Religion has long been a particularly useful tool for social control, with the “fear of god” used in service of every despicable practice from slavery to war. A new study now reveals that religious rites – particularly, ritual sacrifice – helped create and maintain class stratification in ancient societies. According to researchers from the University of Auckland, Victoria University and the Max Planck Institute for the Science of Human History in Germany, the findings reveal a “darker link between religion and the evolution of modern hierarchical societies” than once thought.
The analysis focused on 93 Austronesian cultures, meaning peoples who originated in Taiwan, later settling in Madagascar, Rapa Nui (Easter Island) the Pacific Islands and New Zealand. Researchers found that the more class stratification that existed in a society – elites on top, with the rest of the populace on the bottom – the more likely it was to engage in ritualistic killing. By employing “god-sanctioned” sacrifice – which entailed implicitly threatening the lives of many for supposed wrongdoing – the powerful helped frighten the masses into staying in proverbial line. Those at the top became, by proxy, gods among men and women, and they maintained those positions by doling out killings as they deemed necessary.
“By using human sacrifice to punish taboo violations, demoralize the underclass and instill fear of social elites, power elites were able to maintain and build social control,” lead study author Joseph Watts stated in a press release.
“[H]uman sacrifice provided a particularly effective means of social control because it provided a supernatural justification for punishment,” says study co-author Russell Gray. “Rulers, such as priests and chiefs, were often believed to be descended from gods and ritual human sacrifice was the ultimate demonstration of their power.”
The method by which sacrifices were carried out reads like a horrifying laundry list of ways you would never want to go out. Ritual killings took the form of “burning, drowning, strangulation, bludgeoning, burial, being cut to pieces, crushed beneath a newly-built canoe or being rolled off the roof of a house and decapitated.” Once a society began using sacrifice keep the ancient equivalent of the 1 percent in the top slot and slaves at the bottom, the system became self-perpetuating.

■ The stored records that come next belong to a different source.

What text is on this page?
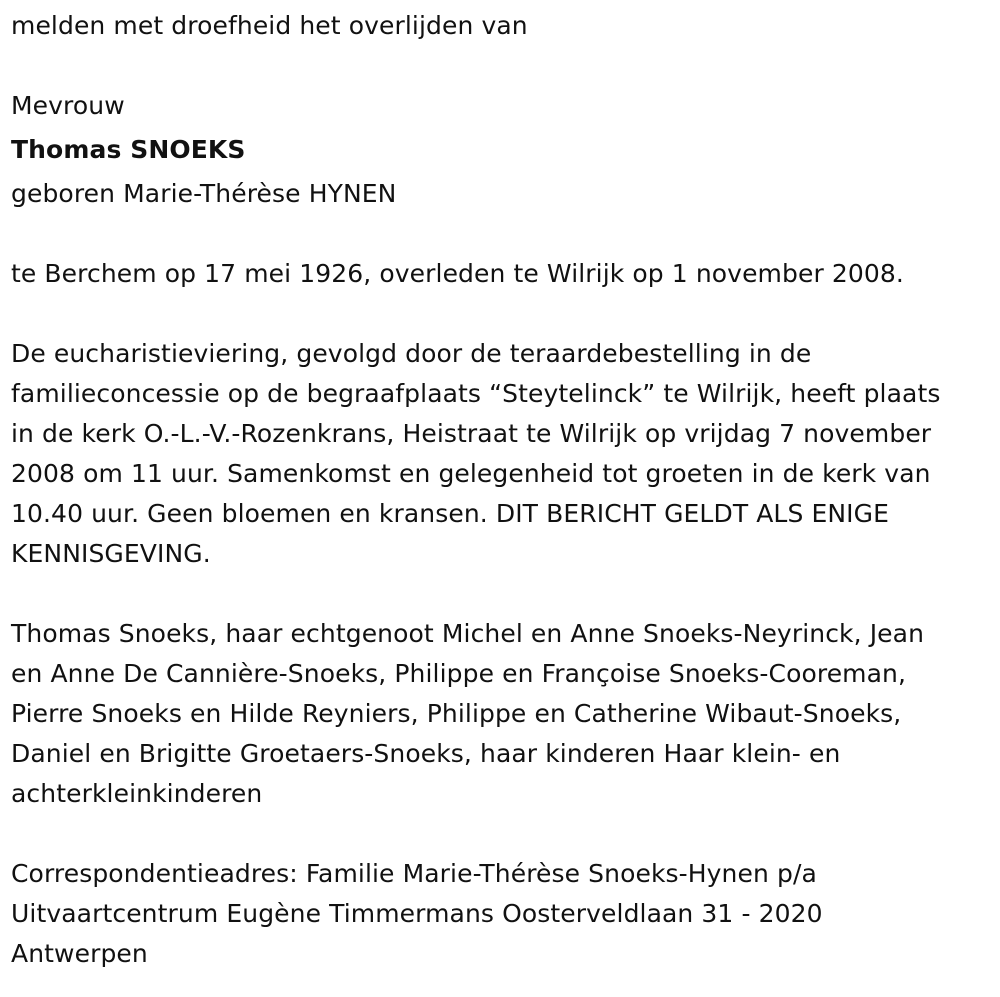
melden met droefheid het overlijden van
Mevrouw
Thomas SNOEKS
geboren Marie-Thérèse HYNEN
te Berchem op 17 mei 1926, overleden te Wilrijk op 1 november 2008.
De eucharistieviering, gevolgd door de teraardebestelling in de
familieconcessie op de begraafplaats “Steytelinck” te Wilrijk, heeft plaats
in de kerk O.-L.-V.-Rozenkrans, Heistraat te Wilrijk op vrijdag 7 november
2008 om 11 uur. Samenkomst en gelegenheid tot groeten in de kerk van
10.40 uur. Geen bloemen en kransen. DIT BERICHT GELDT ALS ENIGE
KENNISGEVING.
Thomas Snoeks, haar echtgenoot Michel en Anne Snoeks-Neyrinck, Jean
en Anne De Cannière-Snoeks, Philippe en Françoise Snoeks-Cooreman,
Pierre Snoeks en Hilde Reyniers, Philippe en Catherine Wibaut-Snoeks,
Daniel en Brigitte Groetaers-Snoeks, haar kinderen Haar klein- en
achterkleinkinderen
Correspondentieadres: Familie Marie-Thérèse Snoeks-Hynen p/a
Uitvaartcentrum Eugène Timmermans Oosterveldlaan 31 - 2020
Antwerpen
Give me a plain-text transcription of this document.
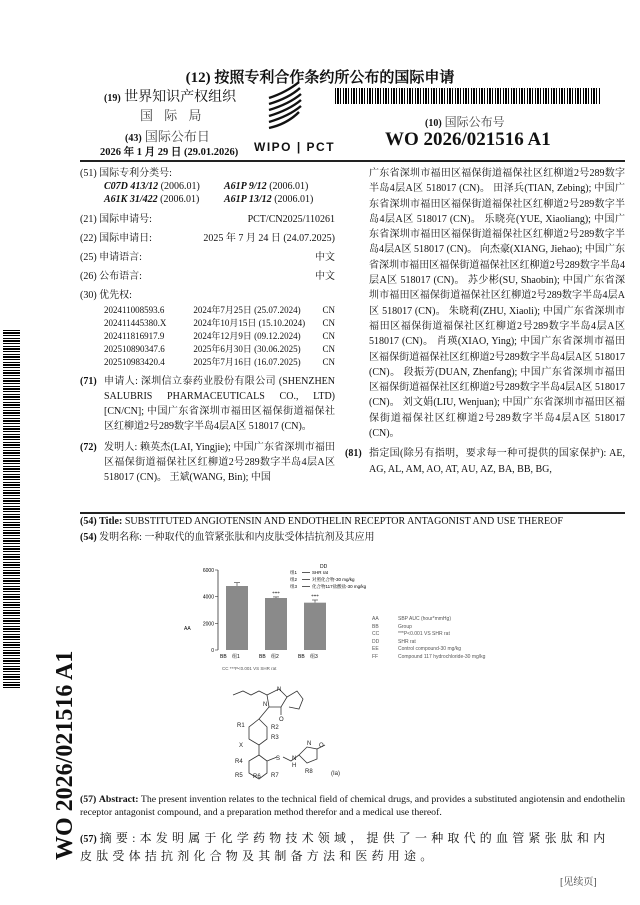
(12) 按照专利合作条约所公布的国际申请
(19) 世界知识产权组织
国 际 局
(43) 国际公布日
2026 年 1 月 29 日 (29.01.2026) WIPO | PCT
(10) 国际公布号
WO 2026/021516 A1
WO 2026/021516 A1
(51) 国际专利分类号:
C07D 413/12 (2006.01)	A61P 9/12 (2006.01)
A61K 31/422 (2006.01)	A61P 13/12 (2006.01)
(21) 国际申请号:	PCT/CN2025/110261
(22) 国际申请日:	2025 年 7 月 24 日 (24.07.2025)
(25) 申请语言:	中文
(26) 公布语言:	中文
(30) 优先权:
202411008593.6	2024年7月25日 (25.07.2024)	CN
202411445380.X	2024年10月15日 (15.10.2024)	CN
202411816917.9	2024年12月9日 (09.12.2024)	CN
202510890347.6	2025年6月30日 (30.06.2025)	CN
202510983420.4	2025年7月16日 (16.07.2025)	CN
(71) 申请人: 深圳信立泰药业股份有限公司 (SHENZHEN SALUBRIS PHARMACEUTICALS CO., LTD) [CN/CN]; 中国广东省深圳市福田区福保街道福保社区红柳道2号289数字半岛4层A区 518017 (CN)。
(72) 发明人: 赖英杰(LAI, Yingjie); 中国广东省深圳市福田区福保街道福保社区红柳道2号289数字半岛4层A区 518017 (CN)。 王斌(WANG, Bin); 中国
广东省深圳市福田区福保街道福保社区红柳道2号289数字半岛4层A区 518017 (CN)。 田泽兵(TIAN, Zebing); 中国广东省深圳市福田区福保街道福保社区红柳道2号289数字半岛4层A区 518017 (CN)。 乐晓亮(YUE, Xiaoliang); 中国广东省深圳市福田区福保街道福保社区红柳道2号289数字半岛4层A区 518017 (CN)。 向杰豪(XIANG, Jiehao); 中国广东省深圳市福田区福保街道福保社区红柳道2号289数字半岛4层A区 518017 (CN)。 苏少彬(SU, Shaobin); 中国广东省深圳市福田区福保街道福保社区红柳道2号289数字半岛4层A区 518017 (CN)。 朱晓莉(ZHU, Xiaoli); 中国广东省深圳市福田区福保街道福保社区红柳道2号289数字半岛4层A区 518017 (CN)。 肖瑛(XIAO, Ying); 中国广东省深圳市福田区福保街道福保社区红柳道2号289数字半岛4层A区 518017 (CN)。 段振芳(DUAN, Zhenfang); 中国广东省深圳市福田区福保街道福保社区红柳道2号289数字半岛4层A区 518017 (CN)。 刘文娟(LIU, Wenjuan); 中国广东省深圳市福田区福保街道福保社区红柳道2号289数字半岛4层A区 518017 (CN)。
(81) 指定国(除另有指明，要求每一种可提供的国家保护): AE, AG, AL, AM, AO, AT, AU, AZ, BA, BB, BG,
(54) Title: SUBSTITUTED ANGIOTENSIN AND ENDOTHELIN RECEPTOR ANTAGONIST AND USE THEREOF
(54) 发明名称: 一种取代的血管紧张肽和内皮肽受体拮抗剂及其应用
0
2000
4000
6000
AA
BB 组1
***
BB 组2
***
BB 组3
CC ***P<0.001 VS SHR rat
DD
组1	SHR rat
组2	对照化合物-30 mg/kg
组3	化合物117盐酸盐-30 mg/kg
AA	SBP AUC (hour*mmHg)
BB	Group
CC	***P<0.001 VS SHR rat
DD	SHR rat
EE	Control compound-30 mg/kg
FF	Compound 117 hydrochloride-30 mg/kg
N
N
O
R1	R2
R3
X
S
N O
N
H
R4
R5	R7
R8	(Ia)
R6
(57) Abstract: The present invention relates to the technical field of chemical drugs, and provides a substituted angiotensin and endothelin receptor antagonist compound, and a preparation method therefor and a medical use thereof.
(57) 摘要:本发明属于化学药物技术领域，提供了一种取代的血管紧张肽和内皮肽受体拮抗剂化合物及其制备方法和医药用途。
[见续页]
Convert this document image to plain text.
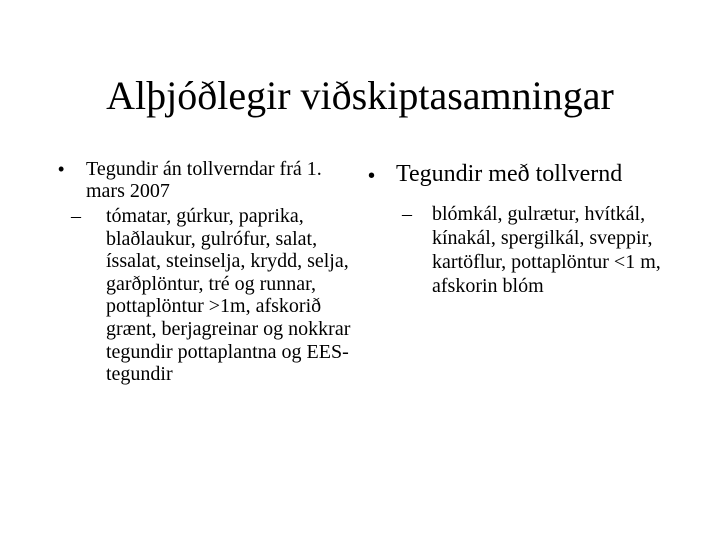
Alþjóðlegir viðskiptasamningar
• Tegundir án tollverndar frá 1. mars 2007
– tómatar, gúrkur, paprika, blaðlaukur, gulrófur, salat, íssalat, steinselja, krydd, selja, garðplöntur, tré og runnar, pottaplöntur >1m, afskorið grænt, berjagreinar og nokkrar tegundir pottaplantna og EES-tegundir
• Tegundir með tollvernd
– blómkál, gulrætur, hvítkál, kínakál, spergilkál, sveppir, kartöflur, pottaplöntur <1 m, afskorin blóm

“What we found was that sacrifice was the driving force,” says researcher Quentin Atkinson, “making societies more likely to adopt high social status and less likely to revert to egalitarian social structure."
The study, which was published in Nature, holds obvious implications for the role of religion – and, of course, fear – in our own top-down, elite-ruled culture.
“Religion has traditionally been seen as a key driver of morality and cooperation,” states Watts, “but our study finds religious rituals also had a more sinister role in the evolution of modern societies.”